[Python-Dev] Strategy for converting the decimal module to C (original) (raw)

James Y Knight foom at fuhm.net
Fri Jul 21 17:05:51 CEST 2006


On Jul 21, 2006, at 6:18 AM, Nick Maclaren wrote:

To cut a long story short, it is impractical for a language run-time system to call user-defined handlers with any degree of reliability unless the compiled code and run-time interoperate carefully - I have been there and done that many times, but few people still working have. On architectures with out-of-order execution (and interrupts), you have to assume that an interrupt may occur anywhere, even when the code does not use the relevant facility. Floating-point overflow in the middle of a list insertion? That's to be expected.

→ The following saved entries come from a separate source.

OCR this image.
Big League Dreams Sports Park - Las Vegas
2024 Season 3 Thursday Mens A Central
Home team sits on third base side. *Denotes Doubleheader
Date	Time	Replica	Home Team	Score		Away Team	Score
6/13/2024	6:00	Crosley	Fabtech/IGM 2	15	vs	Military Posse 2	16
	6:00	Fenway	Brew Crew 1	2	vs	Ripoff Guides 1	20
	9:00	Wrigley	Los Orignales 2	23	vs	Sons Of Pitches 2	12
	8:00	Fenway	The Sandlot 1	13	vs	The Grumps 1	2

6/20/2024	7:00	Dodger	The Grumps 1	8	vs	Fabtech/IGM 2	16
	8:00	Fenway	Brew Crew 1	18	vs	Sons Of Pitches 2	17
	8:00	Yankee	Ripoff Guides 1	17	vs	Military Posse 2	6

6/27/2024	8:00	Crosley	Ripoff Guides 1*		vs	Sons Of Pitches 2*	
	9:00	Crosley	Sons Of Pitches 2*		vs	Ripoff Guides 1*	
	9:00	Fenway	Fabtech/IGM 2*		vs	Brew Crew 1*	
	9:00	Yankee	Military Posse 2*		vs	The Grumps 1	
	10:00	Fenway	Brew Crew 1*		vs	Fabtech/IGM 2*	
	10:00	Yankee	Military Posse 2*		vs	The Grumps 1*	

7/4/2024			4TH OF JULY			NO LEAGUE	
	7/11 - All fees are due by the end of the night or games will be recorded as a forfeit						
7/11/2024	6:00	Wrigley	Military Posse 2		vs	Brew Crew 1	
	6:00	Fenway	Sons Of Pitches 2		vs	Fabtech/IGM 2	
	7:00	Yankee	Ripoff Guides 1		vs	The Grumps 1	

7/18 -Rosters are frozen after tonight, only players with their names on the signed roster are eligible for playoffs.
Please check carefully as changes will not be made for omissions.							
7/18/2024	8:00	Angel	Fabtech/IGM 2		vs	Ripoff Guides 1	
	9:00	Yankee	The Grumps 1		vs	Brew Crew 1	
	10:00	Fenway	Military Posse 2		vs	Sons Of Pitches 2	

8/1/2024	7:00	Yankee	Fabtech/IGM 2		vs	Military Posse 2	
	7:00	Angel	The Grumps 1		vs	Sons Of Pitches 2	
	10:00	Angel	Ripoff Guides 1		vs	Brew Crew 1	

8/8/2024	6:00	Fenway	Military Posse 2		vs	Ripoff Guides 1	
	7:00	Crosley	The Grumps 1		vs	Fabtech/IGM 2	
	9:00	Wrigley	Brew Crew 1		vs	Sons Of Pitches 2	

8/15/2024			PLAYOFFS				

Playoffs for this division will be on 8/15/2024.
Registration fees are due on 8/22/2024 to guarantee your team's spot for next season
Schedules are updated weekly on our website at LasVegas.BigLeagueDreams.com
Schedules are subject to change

While this is a real problem, is it not a general problem as you
are describing it. Processors are perfectly capable of generating
precise interrupts, and the inability to do so has nothing to do with
the out-of-order execution, etc. Almost all interrupts are precise.
The only interesting one which is not, on x86 processors, is the x87
floating point exception, which is basically for historical reasons.
It has never been precise, ever since the actual 8087 coprocessor
chip for the 8086. However, all is not lost: the exception cannot
occur randomly. It can only occur on some floating point
instruction, even if the instruction is not the one the error
actually occurred in. So, unless your list insertion code uses
floating point instructions, you should not get a floating point
exception during your list insertion.

Also, looking forward, the "simd" floating point instructions (ie mmx/ sse/sse2/sse3) do generate precise interrupts. And on x86-64, x87
instructions are deprecated and everyone is recommended to use the
simd ones, instead (so, for example, gcc defaults to using them).